– Знамо, выступают! У их – хор да с плясками, с гитарами да шалями. Мы в окно видали – ровно хоровод, токма ненашенский, и поют – ажно душе больно. Демидка – тот завсегда слёзы утирал. Разбойник, срамник – а чуйствительный, слабже нас-то со Степаном. Он тожа наведыват в Хмелиту, а живёт в Михаево, недалече, верстах в семи со стороны Днепра. Барин ево – Каретников – в Петербурге служит гвардейским поручиком, токма дела́ в поместье ведёт економ – жидовин, хитрый пройдоха. А Каретников-то как в карты продуется – в имение, штоба, значит, восполнить капитал. Поживёт чуток – и назад, в столицу. Бывало, напьётся – и на́ конь, шашку – вон, скачет в Хмелиту, перед парадным крыльцом гарцует, ругатся непотребно, грозит, на дуелю вызыват.

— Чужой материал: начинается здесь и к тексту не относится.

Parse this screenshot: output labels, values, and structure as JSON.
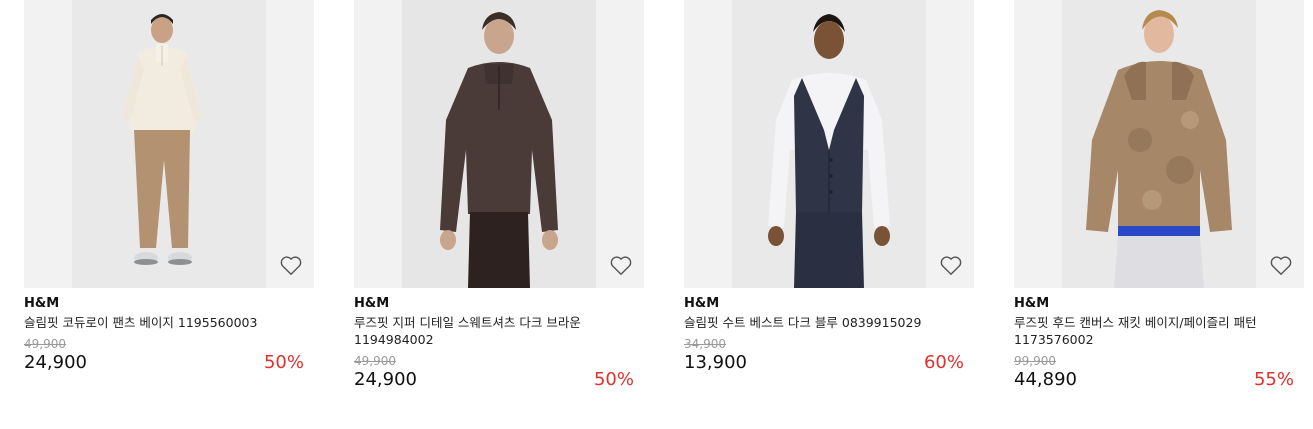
{
  "products": [
    {
      "brand": "H&M",
      "name": "슬림핏 코듀로이 팬츠 베이지 1195560003",
      "original_price": "49,900",
      "sale_price": "24,900",
      "discount": "50%",
      "wishlist_icon": "heart-outline-icon"
    },
    {
      "brand": "H&M",
      "name": "루즈핏 지퍼 디테일 스웨트셔츠 다크 브라운 1194984002",
      "original_price": "49,900",
      "sale_price": "24,900",
      "discount": "50%",
      "wishlist_icon": "heart-outline-icon"
    },
    {
      "brand": "H&M",
      "name": "슬림핏 수트 베스트 다크 블루 0839915029",
      "original_price": "34,900",
      "sale_price": "13,900",
      "discount": "60%",
      "wishlist_icon": "heart-outline-icon"
    },
    {
      "brand": "H&M",
      "name": "루즈핏 후드 캔버스 재킷 베이지/페이즐리 패턴 1173576002",
      "original_price": "99,900",
      "sale_price": "44,890",
      "discount": "55%",
      "wishlist_icon": "heart-outline-icon"
    }
  ],
  "colors": {
    "discount": "#e0302b",
    "original_price": "#9a9a9a",
    "image_background": "#f2f2f2"
  }
}
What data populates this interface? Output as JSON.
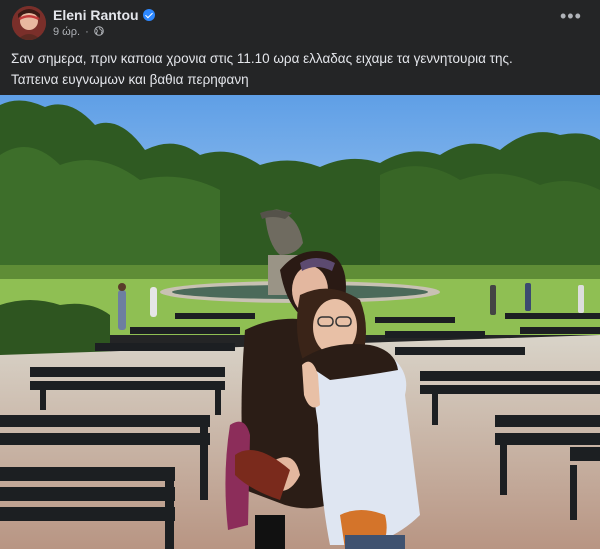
{
  "post": {
    "author": "Eleni Rantou",
    "timestamp": "9 ώρ.",
    "separator": "·",
    "privacy_icon": "globe-icon",
    "verified_icon": "verified-badge-icon",
    "more_icon": "more-options-icon",
    "caption_lines": [
      "Σαν σημερα, πριν καποια  χρονια στις 11.10 ωρα ελλαδας ειχαμε τα γεννητουρια της.",
      "Ταπεινα ευγνωμων και βαθια περηφανη"
    ],
    "photo_subject": "Two people posing in a park in front of a statue and rows of benches"
  },
  "colors": {
    "background": "#242526",
    "text_primary": "#e4e6eb",
    "text_secondary": "#b0b3b8",
    "verified_blue": "#2d88ff"
  }
}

– Кого? – опешил слушатель.
– Известное дело – кого: Лексей Фёдрыча.
– Отчаво же так-то?
– Дак ить это давно повелось. Почитай, сто лет как. Ишшо прежние помещики Михаево да Хмелиты зачали судиться. В аккурат на стыке ихних владений – лесок, не шибко большой, с болотцем. Из-за ево раздор.
– А суд-то што?
– Дак суд! Судейские-то меж собой тожа, чай, не ладят: то одному отпишут землю, то другому.

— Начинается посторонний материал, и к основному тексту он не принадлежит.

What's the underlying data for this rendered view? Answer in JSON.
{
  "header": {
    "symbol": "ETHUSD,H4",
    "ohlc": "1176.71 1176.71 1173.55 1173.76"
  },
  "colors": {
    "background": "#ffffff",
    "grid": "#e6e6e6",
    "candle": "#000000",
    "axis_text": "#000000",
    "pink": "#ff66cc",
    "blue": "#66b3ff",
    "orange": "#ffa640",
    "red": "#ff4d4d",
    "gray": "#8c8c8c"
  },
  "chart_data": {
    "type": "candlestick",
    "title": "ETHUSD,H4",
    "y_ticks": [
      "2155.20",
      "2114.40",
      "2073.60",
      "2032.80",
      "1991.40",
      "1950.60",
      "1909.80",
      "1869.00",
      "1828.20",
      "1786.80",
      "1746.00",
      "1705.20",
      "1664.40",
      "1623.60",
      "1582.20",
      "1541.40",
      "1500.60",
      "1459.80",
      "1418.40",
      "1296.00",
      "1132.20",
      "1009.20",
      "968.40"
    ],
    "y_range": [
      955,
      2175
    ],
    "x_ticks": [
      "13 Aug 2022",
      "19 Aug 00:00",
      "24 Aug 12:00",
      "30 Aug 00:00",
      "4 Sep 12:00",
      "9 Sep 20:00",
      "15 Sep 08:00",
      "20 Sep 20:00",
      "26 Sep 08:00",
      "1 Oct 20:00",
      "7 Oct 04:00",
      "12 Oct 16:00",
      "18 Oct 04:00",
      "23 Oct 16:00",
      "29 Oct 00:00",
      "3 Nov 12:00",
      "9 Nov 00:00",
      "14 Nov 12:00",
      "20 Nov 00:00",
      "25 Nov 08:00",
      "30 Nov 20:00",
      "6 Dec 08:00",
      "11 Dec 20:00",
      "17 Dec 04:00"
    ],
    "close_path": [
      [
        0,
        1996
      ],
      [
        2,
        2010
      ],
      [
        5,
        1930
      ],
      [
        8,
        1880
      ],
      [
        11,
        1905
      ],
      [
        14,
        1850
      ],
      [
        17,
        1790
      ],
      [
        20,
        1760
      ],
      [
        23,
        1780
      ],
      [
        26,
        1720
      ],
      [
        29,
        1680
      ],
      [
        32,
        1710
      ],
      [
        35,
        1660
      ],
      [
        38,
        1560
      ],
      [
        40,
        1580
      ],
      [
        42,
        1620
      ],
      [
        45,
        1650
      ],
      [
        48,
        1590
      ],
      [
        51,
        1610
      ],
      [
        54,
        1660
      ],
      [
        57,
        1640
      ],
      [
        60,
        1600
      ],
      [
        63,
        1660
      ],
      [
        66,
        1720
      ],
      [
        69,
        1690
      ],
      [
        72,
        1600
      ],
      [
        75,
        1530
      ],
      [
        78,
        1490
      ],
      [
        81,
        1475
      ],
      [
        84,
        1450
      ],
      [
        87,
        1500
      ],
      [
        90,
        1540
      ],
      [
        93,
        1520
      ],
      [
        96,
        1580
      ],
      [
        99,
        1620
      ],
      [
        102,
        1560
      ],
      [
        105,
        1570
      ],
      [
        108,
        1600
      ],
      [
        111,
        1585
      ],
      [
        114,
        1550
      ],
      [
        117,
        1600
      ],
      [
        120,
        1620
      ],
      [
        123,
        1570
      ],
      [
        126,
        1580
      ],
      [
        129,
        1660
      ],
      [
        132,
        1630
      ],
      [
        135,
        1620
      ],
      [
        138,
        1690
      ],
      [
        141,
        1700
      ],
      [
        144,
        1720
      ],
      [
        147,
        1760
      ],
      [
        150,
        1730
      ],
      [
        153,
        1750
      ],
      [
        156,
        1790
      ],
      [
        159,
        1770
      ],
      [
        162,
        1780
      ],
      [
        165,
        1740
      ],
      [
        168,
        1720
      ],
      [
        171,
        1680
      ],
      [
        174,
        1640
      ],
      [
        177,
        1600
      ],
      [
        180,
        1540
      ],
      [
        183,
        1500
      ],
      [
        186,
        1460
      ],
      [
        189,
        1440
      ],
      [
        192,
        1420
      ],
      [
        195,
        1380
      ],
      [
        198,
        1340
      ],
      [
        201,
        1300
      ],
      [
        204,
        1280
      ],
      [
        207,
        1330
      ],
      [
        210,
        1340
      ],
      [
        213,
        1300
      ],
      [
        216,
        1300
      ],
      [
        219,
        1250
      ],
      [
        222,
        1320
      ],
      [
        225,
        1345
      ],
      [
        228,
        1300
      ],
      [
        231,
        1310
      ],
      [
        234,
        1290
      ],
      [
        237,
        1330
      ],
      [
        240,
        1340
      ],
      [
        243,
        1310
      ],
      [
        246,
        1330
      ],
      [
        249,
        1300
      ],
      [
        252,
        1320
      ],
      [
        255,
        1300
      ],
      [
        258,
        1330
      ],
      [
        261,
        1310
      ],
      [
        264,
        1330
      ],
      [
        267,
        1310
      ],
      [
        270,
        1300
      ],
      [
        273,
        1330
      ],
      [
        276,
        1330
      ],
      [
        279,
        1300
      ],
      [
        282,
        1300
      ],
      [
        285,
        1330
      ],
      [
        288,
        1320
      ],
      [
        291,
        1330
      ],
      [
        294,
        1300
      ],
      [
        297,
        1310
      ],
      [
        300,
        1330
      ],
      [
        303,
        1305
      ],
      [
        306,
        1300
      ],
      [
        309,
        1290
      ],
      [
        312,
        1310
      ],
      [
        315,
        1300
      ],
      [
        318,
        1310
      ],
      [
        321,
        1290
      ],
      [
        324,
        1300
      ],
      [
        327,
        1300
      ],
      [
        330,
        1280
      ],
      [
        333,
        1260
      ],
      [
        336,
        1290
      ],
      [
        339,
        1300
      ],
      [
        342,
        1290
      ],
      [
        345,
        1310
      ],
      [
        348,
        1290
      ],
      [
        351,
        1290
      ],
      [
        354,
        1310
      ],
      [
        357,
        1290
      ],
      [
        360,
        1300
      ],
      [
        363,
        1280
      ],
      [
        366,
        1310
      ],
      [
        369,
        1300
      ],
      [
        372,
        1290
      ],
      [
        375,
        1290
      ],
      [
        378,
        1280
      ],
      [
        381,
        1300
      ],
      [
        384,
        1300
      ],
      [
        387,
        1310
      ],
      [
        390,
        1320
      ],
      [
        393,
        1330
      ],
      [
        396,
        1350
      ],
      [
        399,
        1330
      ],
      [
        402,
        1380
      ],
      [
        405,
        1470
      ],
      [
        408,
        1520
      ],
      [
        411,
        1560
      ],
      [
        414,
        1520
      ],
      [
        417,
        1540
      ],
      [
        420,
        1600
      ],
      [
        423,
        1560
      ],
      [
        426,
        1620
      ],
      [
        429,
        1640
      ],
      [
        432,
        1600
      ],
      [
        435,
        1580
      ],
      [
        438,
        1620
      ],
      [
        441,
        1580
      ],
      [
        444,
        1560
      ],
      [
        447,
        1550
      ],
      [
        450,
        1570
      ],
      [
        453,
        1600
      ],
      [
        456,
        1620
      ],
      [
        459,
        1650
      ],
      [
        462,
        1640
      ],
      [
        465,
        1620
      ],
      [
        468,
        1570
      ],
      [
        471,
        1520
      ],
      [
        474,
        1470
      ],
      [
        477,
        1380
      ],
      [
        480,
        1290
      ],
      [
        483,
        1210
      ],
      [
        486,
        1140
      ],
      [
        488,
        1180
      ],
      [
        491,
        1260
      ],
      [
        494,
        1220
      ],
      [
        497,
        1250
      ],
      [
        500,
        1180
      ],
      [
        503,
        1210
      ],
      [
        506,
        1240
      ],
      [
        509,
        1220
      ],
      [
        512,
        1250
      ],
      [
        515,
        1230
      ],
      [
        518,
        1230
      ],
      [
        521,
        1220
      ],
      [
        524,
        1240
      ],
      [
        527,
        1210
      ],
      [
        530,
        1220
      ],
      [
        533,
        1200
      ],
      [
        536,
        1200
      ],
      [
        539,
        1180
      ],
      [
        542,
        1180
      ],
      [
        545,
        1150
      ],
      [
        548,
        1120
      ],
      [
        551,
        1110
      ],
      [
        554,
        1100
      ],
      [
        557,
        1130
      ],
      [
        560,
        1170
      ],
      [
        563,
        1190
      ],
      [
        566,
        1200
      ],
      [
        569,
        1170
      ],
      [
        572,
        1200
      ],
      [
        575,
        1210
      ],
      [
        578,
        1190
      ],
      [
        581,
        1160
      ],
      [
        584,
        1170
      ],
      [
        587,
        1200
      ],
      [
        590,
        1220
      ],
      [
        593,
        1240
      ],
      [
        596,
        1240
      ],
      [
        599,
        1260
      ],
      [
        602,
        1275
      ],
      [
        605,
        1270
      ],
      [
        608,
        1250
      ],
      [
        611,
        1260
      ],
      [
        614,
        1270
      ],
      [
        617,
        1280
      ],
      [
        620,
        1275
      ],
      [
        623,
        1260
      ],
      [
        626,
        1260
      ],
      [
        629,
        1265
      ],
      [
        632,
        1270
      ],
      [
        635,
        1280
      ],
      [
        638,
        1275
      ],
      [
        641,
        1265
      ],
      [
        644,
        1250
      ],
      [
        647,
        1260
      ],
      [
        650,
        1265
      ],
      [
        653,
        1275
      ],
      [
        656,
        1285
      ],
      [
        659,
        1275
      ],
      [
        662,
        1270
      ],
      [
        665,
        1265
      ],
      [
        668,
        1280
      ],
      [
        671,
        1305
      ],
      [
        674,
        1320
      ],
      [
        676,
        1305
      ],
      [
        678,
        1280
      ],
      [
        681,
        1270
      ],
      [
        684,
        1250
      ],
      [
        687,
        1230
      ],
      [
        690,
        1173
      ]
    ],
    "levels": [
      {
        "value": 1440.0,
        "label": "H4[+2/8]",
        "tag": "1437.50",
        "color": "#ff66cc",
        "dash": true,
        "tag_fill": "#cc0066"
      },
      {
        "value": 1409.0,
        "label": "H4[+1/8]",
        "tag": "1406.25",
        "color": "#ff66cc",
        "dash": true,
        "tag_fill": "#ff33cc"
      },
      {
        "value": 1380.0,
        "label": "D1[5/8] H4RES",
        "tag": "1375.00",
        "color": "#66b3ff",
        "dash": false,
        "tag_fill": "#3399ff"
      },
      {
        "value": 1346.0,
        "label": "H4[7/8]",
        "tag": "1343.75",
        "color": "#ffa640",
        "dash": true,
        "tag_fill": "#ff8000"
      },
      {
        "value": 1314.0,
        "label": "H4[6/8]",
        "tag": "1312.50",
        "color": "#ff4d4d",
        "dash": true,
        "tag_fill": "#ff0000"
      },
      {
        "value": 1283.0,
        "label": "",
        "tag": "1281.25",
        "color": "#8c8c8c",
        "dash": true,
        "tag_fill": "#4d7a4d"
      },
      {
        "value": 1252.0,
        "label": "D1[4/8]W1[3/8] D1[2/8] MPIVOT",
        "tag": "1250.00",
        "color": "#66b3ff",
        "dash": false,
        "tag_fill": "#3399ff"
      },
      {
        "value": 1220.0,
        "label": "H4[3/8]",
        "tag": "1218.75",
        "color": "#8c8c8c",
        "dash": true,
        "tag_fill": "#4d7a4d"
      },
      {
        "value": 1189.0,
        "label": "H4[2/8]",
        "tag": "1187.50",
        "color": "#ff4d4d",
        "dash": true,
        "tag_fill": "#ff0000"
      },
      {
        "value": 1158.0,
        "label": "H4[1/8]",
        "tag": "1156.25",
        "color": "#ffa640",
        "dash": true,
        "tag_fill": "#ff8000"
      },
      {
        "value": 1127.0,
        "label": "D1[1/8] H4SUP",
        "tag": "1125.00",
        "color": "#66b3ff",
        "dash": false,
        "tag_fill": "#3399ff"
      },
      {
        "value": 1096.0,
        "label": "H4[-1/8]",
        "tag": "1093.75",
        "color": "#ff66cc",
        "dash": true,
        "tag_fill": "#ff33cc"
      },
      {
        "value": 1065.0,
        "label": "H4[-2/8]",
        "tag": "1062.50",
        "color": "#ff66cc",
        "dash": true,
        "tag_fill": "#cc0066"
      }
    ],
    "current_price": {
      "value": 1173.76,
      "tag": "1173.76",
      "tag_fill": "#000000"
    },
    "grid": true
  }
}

Отгороженный от костра шатром ели, странник уже не спал. Дневная усталость, провалившая его в мгновенный сон, растаяла, и он лежал, наслаждаясь покоем и ожидая рассвета, чтобы продолжить путь. Время, когда следовало выйти к костру, было упущено, а теперь было неловко выходить из укрытия, да и напугаются мужики. Тихая беседа у костра приятно баюкала и рисовала далёкий рай, затерявшийся где-то на смоленской земле. Ему чудились зелёные холмы, речная гладь с расплавленным солнцем, густые леса с ягодными полянами, барская усадьба с липовым парком, с прудом, с мраморными скульптурами, беседки, раскинувшиеся луга с высокой травой, заплетённой пёстрыми цветами. И над всем этим счастливым видением – тихий девичий смех, словно серебристая роса.
Порывшись в золе прутиком, мужик выкатил из углей картошины. С хрустом разрезанная луковица источала острый аппетитный дух, который, смешиваясь с печёным картофельным да пряным стойким запахом домашнего сала, настырно плыл сквозь шатёр, дразня проголодавшегося странника.
– А чаво сюды-то занесло? – обжигаясь горячей картошкой, катая её в ладонях, спросил смоленского мужика попутчик.